La question est en tout cas ici de savoir
si pour tout désir et en toute situation, nous avons une connaissance, un
savoir de ce vers quoi nous tendons, ou
bien si, au contraire, l’objet de notre désir peut parfois nous échapper,
se dissimuler, entrer en contradiction avec d’autres (ce qui nous plonge dans
les turpitudes de l’hésitation), ou être de nous inconscient.
Afin de répondre à cette question, nous
verrons d’abord en quoi il semble
naturel de dire que nous avons toujours, pour tout désir et pour toute
situation, une connaissance de ce vers quoi nous tendons. Cependant, il nous faudra relever que l’objet véritable de notre
désir peut être relégué au second plan par d’autres désirs, que nous avons
tendance à hésiter entre des désirs contradictoires, et que certains de nos
désirs échappent à notre conscience. Enfin,
il sera légitime de se poser la question de savoir s’il faut toujours savoir ce
que nous désirons : ne nous suffirait-il pas de désirer, même si nous ne
savons pas exactement quoi ?
PLAN :
I / Nous connaissons toujours ce vers
quoi nous tendons.
-
On ne désire pas
dans le néant : on désire toujours quelque chose, ou quelqu’un.
-
On peut savoir
qu’au travers de n’importe quel désir, on désire son bonheur, son bien pour soi
(voir Kant ; Pascal (au début du cours sur le
bonheur))
-
Le désir est
l’expression d’un manque (Platon, Le Banquet). Or, si l’on croit manquer
de quelque chose, on sait, même vaguement, de quoi on manque.

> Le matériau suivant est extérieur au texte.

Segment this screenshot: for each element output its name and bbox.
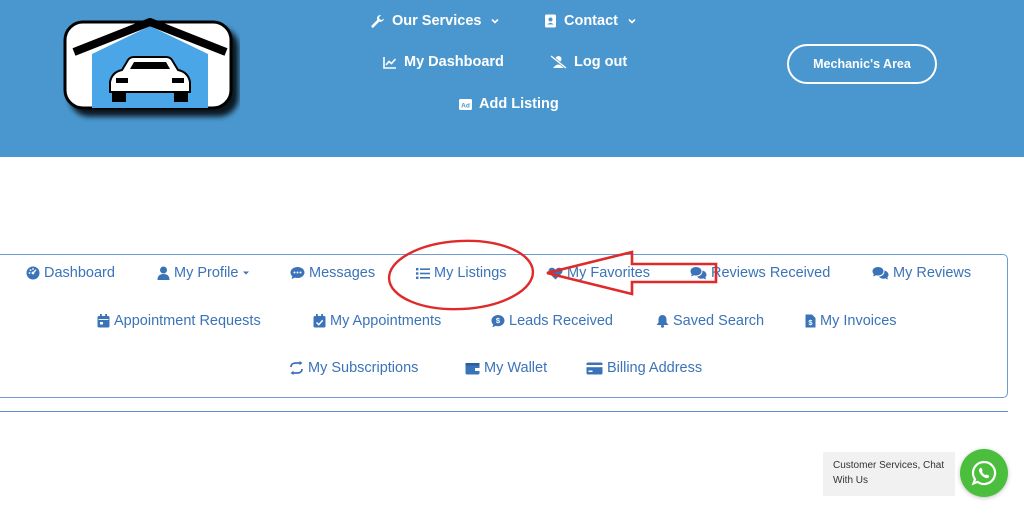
- menu-appointment-requests-label: Appointment Requests: [114, 313, 261, 329]
- chart-line-icon: [383, 56, 397, 69]
- file-invoice-dollar-icon: $: [805, 314, 816, 328]
- menu-my-subscriptions[interactable]: My Subscriptions: [289, 360, 418, 376]
- whatsapp-icon: [971, 460, 997, 486]
- menu-my-subscriptions-label: My Subscriptions: [308, 360, 419, 376]
- chevron-down-icon: [628, 18, 636, 24]
- user-icon: [157, 266, 170, 280]
- caret-down-icon: [243, 271, 250, 275]
- menu-my-favorites-label: My Favorites: [567, 265, 650, 281]
- heart-icon: [548, 267, 563, 279]
- whatsapp-chat-button[interactable]: [960, 449, 1008, 497]
- menu-reviews-received[interactable]: Reviews Received: [690, 265, 830, 281]
- contact-card-icon: [545, 14, 556, 28]
- nav-log-out[interactable]: Log out: [550, 54, 627, 70]
- menu-saved-search[interactable]: Saved Search: [656, 313, 764, 329]
- nav-our-services-label: Our Services: [392, 13, 482, 29]
- menu-dashboard-label: Dashboard: [44, 265, 115, 281]
- menu-my-profile-label: My Profile: [174, 265, 239, 281]
- chat-label[interactable]: Customer Services, Chat With Us: [823, 452, 955, 496]
- nav-my-dashboard-label: My Dashboard: [404, 54, 504, 70]
- comments-icon: [690, 267, 707, 280]
- menu-billing-address[interactable]: Billing Address: [586, 360, 702, 376]
- nav-contact-label: Contact: [564, 13, 618, 29]
- site-logo[interactable]: [62, 18, 240, 126]
- menu-my-favorites[interactable]: My Favorites: [548, 265, 650, 281]
- menu-my-reviews-label: My Reviews: [893, 265, 972, 281]
- calendar-check-icon: [313, 314, 326, 328]
- menu-my-invoices[interactable]: $ My Invoices: [805, 313, 897, 329]
- nav-add-listing[interactable]: Ad Add Listing: [459, 96, 559, 112]
- ad-icon: Ad: [459, 98, 472, 110]
- site-header: Our Services Contact My Dashboard Log ou…: [0, 0, 1024, 157]
- menu-divider: [0, 411, 1008, 412]
- chevron-down-icon: [491, 18, 500, 24]
- menu-my-invoices-label: My Invoices: [820, 313, 897, 329]
- list-icon: [416, 267, 430, 279]
- nav-our-services[interactable]: Our Services: [371, 13, 500, 29]
- tachometer-icon: [26, 266, 40, 280]
- svg-text:Ad: Ad: [461, 102, 470, 109]
- menu-messages-label: Messages: [309, 265, 376, 281]
- bell-icon: [656, 315, 669, 328]
- menu-my-profile[interactable]: My Profile: [157, 265, 250, 281]
- wallet-icon: [465, 362, 480, 374]
- menu-my-reviews[interactable]: My Reviews: [872, 265, 971, 281]
- menu-reviews-received-label: Reviews Received: [711, 265, 831, 281]
- menu-billing-address-label: Billing Address: [607, 360, 703, 376]
- menu-leads-received[interactable]: $ Leads Received: [491, 313, 613, 329]
- wrench-icon: [371, 14, 384, 28]
- mechanics-area-button[interactable]: Mechanic's Area: [787, 44, 937, 84]
- nav-log-out-label: Log out: [574, 54, 628, 70]
- menu-leads-received-label: Leads Received: [509, 313, 613, 329]
- menu-my-appointments[interactable]: My Appointments: [313, 313, 441, 329]
- mechanics-area-label: Mechanic's Area: [813, 57, 911, 71]
- nav-contact[interactable]: Contact: [544, 13, 637, 29]
- user-slash-icon: [550, 55, 567, 69]
- sync-icon: [290, 361, 303, 375]
- credit-card-icon: [586, 362, 603, 374]
- nav-my-dashboard[interactable]: My Dashboard: [383, 54, 504, 70]
- menu-messages[interactable]: Messages: [290, 265, 375, 281]
- comment-dots-icon: [290, 267, 305, 279]
- menu-my-listings-label: My Listings: [434, 265, 507, 281]
- menu-my-appointments-label: My Appointments: [330, 313, 442, 329]
- nav-add-listing-label: Add Listing: [479, 96, 559, 112]
- menu-my-listings[interactable]: My Listings: [416, 265, 507, 281]
- calendar-icon: [97, 314, 110, 328]
- menu-appointment-requests[interactable]: Appointment Requests: [97, 313, 261, 329]
- menu-my-wallet-label: My Wallet: [484, 360, 548, 376]
- menu-dashboard[interactable]: Dashboard: [26, 265, 115, 281]
- menu-saved-search-label: Saved Search: [673, 313, 765, 329]
- comment-dollar-icon: $: [491, 315, 505, 328]
- chat-label-text: Customer Services, Chat With Us: [833, 460, 945, 486]
- comments-icon: [872, 267, 889, 280]
- menu-my-wallet[interactable]: My Wallet: [465, 360, 547, 376]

II / Cependant, parfois, notre désir
nous échappe :
-
Il y a des désirs
dissimulés derrière nos désirs de façade :
effets de masse, de mode ; désir
de reconnaissance (Sartre ; Hegel) ; « désir
mimétique » (René Girard) ; fantasmes (imagination) (exemple :
citation de Stendhal sur l’amour) ; derrière le désir du beau visage est
le désir de l’Idée du Beau (Plotin ;
Platon)
-
Le désir est
contradictoire :
Médée : protection de ses
enfants / meurtre de ses enfants par vengeance
Socrate dans le Criton de Platon : tentation de fuir / rester juste
malgré la condamnation à mort injuste
Nourriture / Minceur
Gâteau immédiat / Attente pour plus
de gâteaux (voir le test de la guimauve)
Loisir / Travail (voir le cours sur
le travail)
Plaisir / Sérénité (voir cours
bonheur)
Ordre / Liberté (voir cours
politique)
Divertissement / Accès au réel (voir
cours sur l’art)
Appareil judiciaire / Morale contre
le droit (voir cours sur la justice)
Liberté de l’athée / Espoir du
religieux (voir cours sur la religion)
-
Le désir nous
échappe :
L’inconscient freudien s’exprime
malgré nous : nous n’assumons pas le contenu refoulé de notre inconscient
pulsionnel. (Freud : « Le Moi n’est pas maître en sa propre
maison. »)
III / Faut-il toujours savoir ce que
nous désirons ?
L’important n’est-il pas de désirer,
peu importe l’objet de notre désir, qu’il soit connu ou non ?
Références : Calliclès contre
Socrate ; Nietzsche contre l’Eglise
Exemple : Voir l’extrait de film
Amélie Poulain : Elle ne sait pas ce qu’elle désire : elle est portée
à tout faire, à répandre partout sa joie par tous les moyens à sa disposition.
Le désir est une énergie, et non un projet à connaître.
Conclusion :
Nous
ne savons pas toujours très bien ce que nous disons désirer : nous
tergiversons, nous sommes pris dans nos contradictions, tiraillés entre deux
penchants opposés dont la force d’attraction est parfois égales. L’objet même
de notre désir nous échappe parfois : nous pensons désirer réussir par
exemple, alors qu’en réalité nous souhaitons d’abord rendre fiers ceux qui
assisteront à notre succès. Cependant, l’Homme doit-il avoir pour projet de
prendre conscience de ce qu’il désire véritablement ? Ne lui suffit-il pas
de désirer, peu importe ce qui est désiré ? Désirer est avant tout une
action, un état d’éveil du corps et de l’esprit, indépendamment de ce vers quoi
nous pousse cette énergie. En désirant, nous portons en nous nos hésitations et
nos contradictions, mais, nous désirons, en hommes, et non en machines qui ne
feraient que répondre à un protocole défini à l’avance. Ainsi, nous ne savons
pas toujours ce que nous désirons, et c’est sans doute mieux ainsi. C’est en
sachant trop exactement et systématiquement ce que nous désirons que nous
tuerions en nous le désir, et, avec lui, la vie en notre être.